Chicago’s Mayor and a Police Union Clash Over Vaccinations
The city filed a complaint against the Fraternal Order of Police in Chicago on Friday, arguing that it was threatening an illegal strike.,
Chicago’s mayor and the city’s largest police union clash over vaccinations.
By Julie Bosman
- Oct. 15, 2021, 3:29 p.m. ET
A clash between Mayor Lori Lightfoot of Chicago and the head of the city’s largest police union over coronavirus vaccinations intensified on Friday as the city filed a complaint against the union, arguing that it was threatening an illegal strike.
City employees in Chicago are required to report their vaccination status by the end of Friday, but John Catanzara, the president of the Fraternal Order of Police in Chicago, has urged police officers to ignore the order and risk discipline or loss of pay. Employees who are not vaccinated will be subject to twice-weekly testing, but vaccinations are not required.
Mr. Catanzara released a video on Tuesday predicting that Chicago police officers would not report to work because of the policy. He said that if a large number of police officers refuse to submit to testing or reporting their vaccination status to the city, “it’s safe to say the city of Chicago will have a police force at 50 percent or less for this weekend coming up.”
“Whatever happens because of the manpower issue, that falls at the mayor’s doorstep,” he added.
He escalated the dispute on Thursday, releasing another video that urged officers not to comply with any direct orders from their supervisors to provide their vaccination status in an online portal.

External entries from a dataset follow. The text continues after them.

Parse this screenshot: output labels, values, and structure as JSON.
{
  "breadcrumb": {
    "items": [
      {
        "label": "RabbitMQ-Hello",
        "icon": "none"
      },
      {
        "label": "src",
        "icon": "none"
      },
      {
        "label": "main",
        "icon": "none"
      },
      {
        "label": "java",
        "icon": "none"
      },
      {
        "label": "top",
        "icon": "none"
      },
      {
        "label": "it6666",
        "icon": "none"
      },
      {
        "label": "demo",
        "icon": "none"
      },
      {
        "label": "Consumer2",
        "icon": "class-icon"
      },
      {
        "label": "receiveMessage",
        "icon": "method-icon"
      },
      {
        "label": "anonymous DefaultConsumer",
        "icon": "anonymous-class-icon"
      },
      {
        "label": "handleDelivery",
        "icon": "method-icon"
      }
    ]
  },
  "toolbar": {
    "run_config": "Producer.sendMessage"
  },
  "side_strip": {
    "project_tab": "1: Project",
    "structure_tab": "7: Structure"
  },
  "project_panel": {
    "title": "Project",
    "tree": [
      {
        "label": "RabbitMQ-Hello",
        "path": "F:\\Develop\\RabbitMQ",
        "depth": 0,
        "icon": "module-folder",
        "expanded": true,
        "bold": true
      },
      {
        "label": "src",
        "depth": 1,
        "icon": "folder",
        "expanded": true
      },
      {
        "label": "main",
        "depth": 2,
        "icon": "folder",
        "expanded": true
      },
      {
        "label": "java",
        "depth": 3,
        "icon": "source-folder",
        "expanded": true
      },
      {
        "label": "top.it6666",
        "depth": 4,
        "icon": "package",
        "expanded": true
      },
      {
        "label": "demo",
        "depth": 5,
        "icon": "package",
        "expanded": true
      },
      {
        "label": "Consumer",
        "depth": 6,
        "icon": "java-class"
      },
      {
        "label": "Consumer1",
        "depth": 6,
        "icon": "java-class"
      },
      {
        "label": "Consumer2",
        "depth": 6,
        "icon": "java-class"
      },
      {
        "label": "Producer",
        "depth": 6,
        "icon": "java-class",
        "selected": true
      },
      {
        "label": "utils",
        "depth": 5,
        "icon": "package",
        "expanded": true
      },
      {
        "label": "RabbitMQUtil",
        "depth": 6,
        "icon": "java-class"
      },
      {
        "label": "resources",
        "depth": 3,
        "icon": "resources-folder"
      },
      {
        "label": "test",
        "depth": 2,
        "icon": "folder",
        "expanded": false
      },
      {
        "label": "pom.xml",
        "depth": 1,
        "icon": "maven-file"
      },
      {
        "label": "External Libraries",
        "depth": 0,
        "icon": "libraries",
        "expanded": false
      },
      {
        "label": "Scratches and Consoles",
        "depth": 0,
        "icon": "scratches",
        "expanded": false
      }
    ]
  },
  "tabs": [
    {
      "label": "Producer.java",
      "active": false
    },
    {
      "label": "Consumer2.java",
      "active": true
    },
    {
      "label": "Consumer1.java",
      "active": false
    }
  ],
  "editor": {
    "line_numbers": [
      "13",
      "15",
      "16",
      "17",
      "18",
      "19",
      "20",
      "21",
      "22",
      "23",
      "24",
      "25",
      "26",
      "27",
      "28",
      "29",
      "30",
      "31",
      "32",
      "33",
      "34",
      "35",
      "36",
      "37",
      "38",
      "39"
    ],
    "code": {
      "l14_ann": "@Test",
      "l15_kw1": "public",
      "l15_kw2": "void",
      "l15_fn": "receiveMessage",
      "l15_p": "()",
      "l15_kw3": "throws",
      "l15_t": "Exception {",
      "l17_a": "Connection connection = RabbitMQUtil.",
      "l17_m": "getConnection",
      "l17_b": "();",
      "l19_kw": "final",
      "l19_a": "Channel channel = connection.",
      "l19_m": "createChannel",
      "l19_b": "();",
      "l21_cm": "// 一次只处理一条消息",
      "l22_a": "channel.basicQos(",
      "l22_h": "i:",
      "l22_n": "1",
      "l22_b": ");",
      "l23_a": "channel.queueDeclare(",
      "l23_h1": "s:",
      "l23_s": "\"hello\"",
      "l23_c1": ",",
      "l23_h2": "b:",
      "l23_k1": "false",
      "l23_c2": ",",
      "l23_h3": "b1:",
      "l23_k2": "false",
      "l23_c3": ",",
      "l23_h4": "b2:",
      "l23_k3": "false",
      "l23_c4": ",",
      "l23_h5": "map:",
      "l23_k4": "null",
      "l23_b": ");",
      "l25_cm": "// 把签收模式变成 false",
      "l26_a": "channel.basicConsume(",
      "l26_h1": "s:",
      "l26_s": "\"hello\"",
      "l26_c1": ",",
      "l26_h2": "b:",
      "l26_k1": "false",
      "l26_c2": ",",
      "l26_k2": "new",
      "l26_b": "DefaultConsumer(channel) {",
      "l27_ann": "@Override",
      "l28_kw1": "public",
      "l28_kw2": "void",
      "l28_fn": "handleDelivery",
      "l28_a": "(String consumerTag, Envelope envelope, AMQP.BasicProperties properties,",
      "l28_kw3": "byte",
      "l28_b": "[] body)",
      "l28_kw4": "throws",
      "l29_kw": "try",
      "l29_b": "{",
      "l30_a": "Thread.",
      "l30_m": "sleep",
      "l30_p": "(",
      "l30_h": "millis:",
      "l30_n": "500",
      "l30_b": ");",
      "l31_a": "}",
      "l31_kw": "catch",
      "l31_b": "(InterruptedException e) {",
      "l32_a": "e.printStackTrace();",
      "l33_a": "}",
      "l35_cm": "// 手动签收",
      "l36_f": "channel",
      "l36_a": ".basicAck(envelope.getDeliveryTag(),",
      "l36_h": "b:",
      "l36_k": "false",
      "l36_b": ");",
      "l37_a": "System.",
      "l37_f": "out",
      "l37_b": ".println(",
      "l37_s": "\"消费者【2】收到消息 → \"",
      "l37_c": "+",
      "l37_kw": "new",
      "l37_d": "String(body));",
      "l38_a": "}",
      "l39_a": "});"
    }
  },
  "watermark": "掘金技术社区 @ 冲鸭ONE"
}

But, on Friday, the police union said in a statement: “President John Catanzara has never engaged in, supported, or encouraged a work stoppage.” The police union also announced that it had filed its own legal request for the courts to hear the case.
Ms. Lightfoot, who has often faced resistance from Mr. Catanzara since taking office in 2019, said in a statement on Friday that his actions threatened public safety.
“As Chicago’s mayor, I cannot and will not stand idly by while the rhetoric of conspiracy theorists threatens the health and safety of Chicago’s residents and first responders,” Ms. Lightfoot said in a statement. “President Catanzara has time and again deliberately misled our police officers by lying about the requirements of the policy and falsely claiming that there will be no repercussions if officers are insubordinate and refuse to follow a city and department directive or order.”
A strike from the police union is illegal under both state law and the union’s contract with the city, Ms. Lightfoot said.
Chicago is following other cities throughout the United States in requiring city employees to be vaccinated or submit to frequent coronavirus testing. Last week, Ms. Lightfoot softened the original policy requiring vaccination, saying that public workers could opt out of the city’s mandate until the end of the year by getting tested regularly.
City officials have said that employees who fail to report their vaccination status by the Friday deadline will be placed on unpaid leave.
Law enforcement officers have died of Covid-19 in large numbers throughout the pandemic, making the virus by far the most common cause of duty-related deaths in 2020 and 2021, according to the Officer Down Memorial Page, a website that catalogs the deaths of law enforcement officers.
Police officers in many departments have been slow to get vaccinated, and several other cities have issued vaccine or testing mandates. In San Jose, Calif., city leaders decided just as a vaccine mandate was taking effect to allow unvaccinated officers to remain employed through the end of the year, with incremental discipline and testing requirements.